Una mujer de la ciudad de Bariloche, provincia de Río Negro, se encuentra atravesando un momento crítico en su búsqueda de justicia tras tres años de lucha legal. A solo unas semanas de iniciarse el juicio oral contra el padre de su hijo, acusado de abuso sexual, la fiscal del caso decidió desistir de la acusación pública, dejando a la madre en una situación de vulnerabilidad procesal justo antes del debate fijado para el próximo 27 de julio.
El conflicto central radica en la decisión de la fiscal subrogante Daniela Ortíz, quien comunicó que el Ministerio Público Fiscal no participará en el debate oral. El argumento esgrimido por la funcionaria es la presunta "falta de pruebas suficientes" para sostener la acusación pública bajo los estándares legales y constitucionales vigentes. Esta resolución llega a pesar de que el Ministerio Público Fiscal había estado presente durante toda la etapa de investigación y ya había sostenido la acusación anteriormente.
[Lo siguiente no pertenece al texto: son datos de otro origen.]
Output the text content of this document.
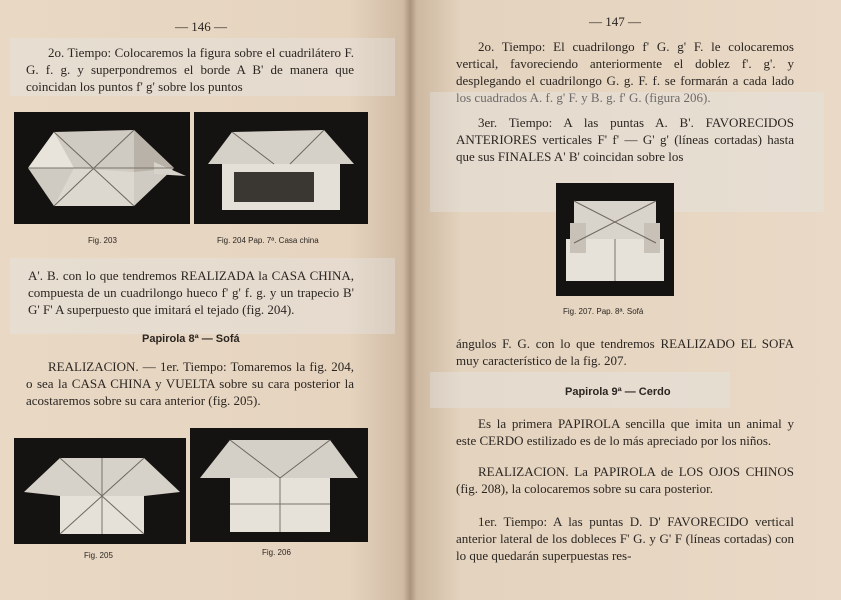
— 146 —

2o. Tiempo: Colocaremos la figura sobre el cuadrilátero F. G. f. g. y superpondremos el borde A B' de manera que coincidan los puntos f' g' sobre los puntos

Fig. 203	Fig. 204 Pap. 7ª. Casa china

A'. B. con lo que tendremos REALIZADA la CASA CHINA, compuesta de un cuadrilongo hueco f' g' f. g. y un trapecio B' G' F' A superpuesto que imitará el tejado (fig. 204).

Papirola 8ª — Sofá

REALIZACION. — 1er. Tiempo: Tomaremos la fig. 204, o sea la CASA CHINA y VUELTA sobre su cara posterior la acostaremos sobre su cara anterior (fig. 205).

Fig. 205	Fig. 206
— 147 —

2o. Tiempo: El cuadrilongo f' G. g' F. le colocaremos vertical, favoreciendo anteriormente el doblez f'. g'. y desplegando el cuadrilongo G. g. F. f. se formarán a cada lado los cuadrados A. f. g' F. y B. g. f' G. (figura 206).

3er. Tiempo: A las puntas A. B'. FAVORECIDOS ANTERIORES verticales F' f' — G' g' (líneas cortadas) hasta que sus FINALES A' B' coincidan sobre los

Fig. 207. Pap. 8ª. Sofá

ángulos F. G. con lo que tendremos REALIZADO EL SOFA muy característico de la fig. 207.

Papirola 9ª — Cerdo

Es la primera PAPIROLA sencilla que imita un animal y este CERDO estilizado es de lo más apreciado por los niños.

REALIZACION. La PAPIROLA de LOS OJOS CHINOS (fig. 208), la colocaremos sobre su cara posterior.

1er. Tiempo: A las puntas D. D' FAVORECIDO vertical anterior lateral de los dobleces F' G. y G' F (líneas cortadas) con lo que quedarán superpuestas res-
Ante este escenario, la madre —cuya identidad se mantiene en reserva— y su abogada han decidido presentarse al juicio de manera independiente a través de la querella particular. Aunque saben que la ausencia de la fiscalía resta fuerza a la acusación, la mujer ha solicitado al jefe de los fiscales de Bariloche, Martín Lozada, que se revea la decisión de Ortíz.
La causa se originó el 10 de mayo de 2023, luego de que el niño, que en aquel entonces tenía tres años y medio, relatara haber mantenido "juegos sexuales" con su padre. Según el testimonio de la madre, antes de esta revelación ya había observado en el menor conductas sexualizadas y crisis de ansiedad. Tras la denuncia, el acusado, identificado como D.E., fue apartado del hogar.
D.E. es descrito por la denunciante como un hombre de gran peso intelectual y económico en la comunidad de Bariloche. Es psicólogo, licenciado y profesor en Letras, con medallas de honor y trayectoria como docente universitario y técnico en computación. La madre señaló que, si bien inicialmente admiraba su capacidad académica y su lenguaje fluido, con el tiempo percibió que se trataba de una persona con una gran capacidad de manipulación, a quien describió como narcisista y psicópata.
El proceso judicial ha estado marcado por la rotación de fiscales. Inicialmente, el caso estuvo a cargo de Martín Govetto, especialista en Violencia de Género. Tras su retiro a finales de 2023, el expediente pasó al fiscal Gerardo Miranda y, finalmente, este año, a Daniela Ortíz. Uno de los puntos más controvertidos fue la Cámara Gesell realizada en 2024. La madre denunció que dicha instancia fue "violenta" e "inducida", alegando que el foco estuvo puesto en cuestionar su salud mental y sus intenciones, más que en el testimonio del niño.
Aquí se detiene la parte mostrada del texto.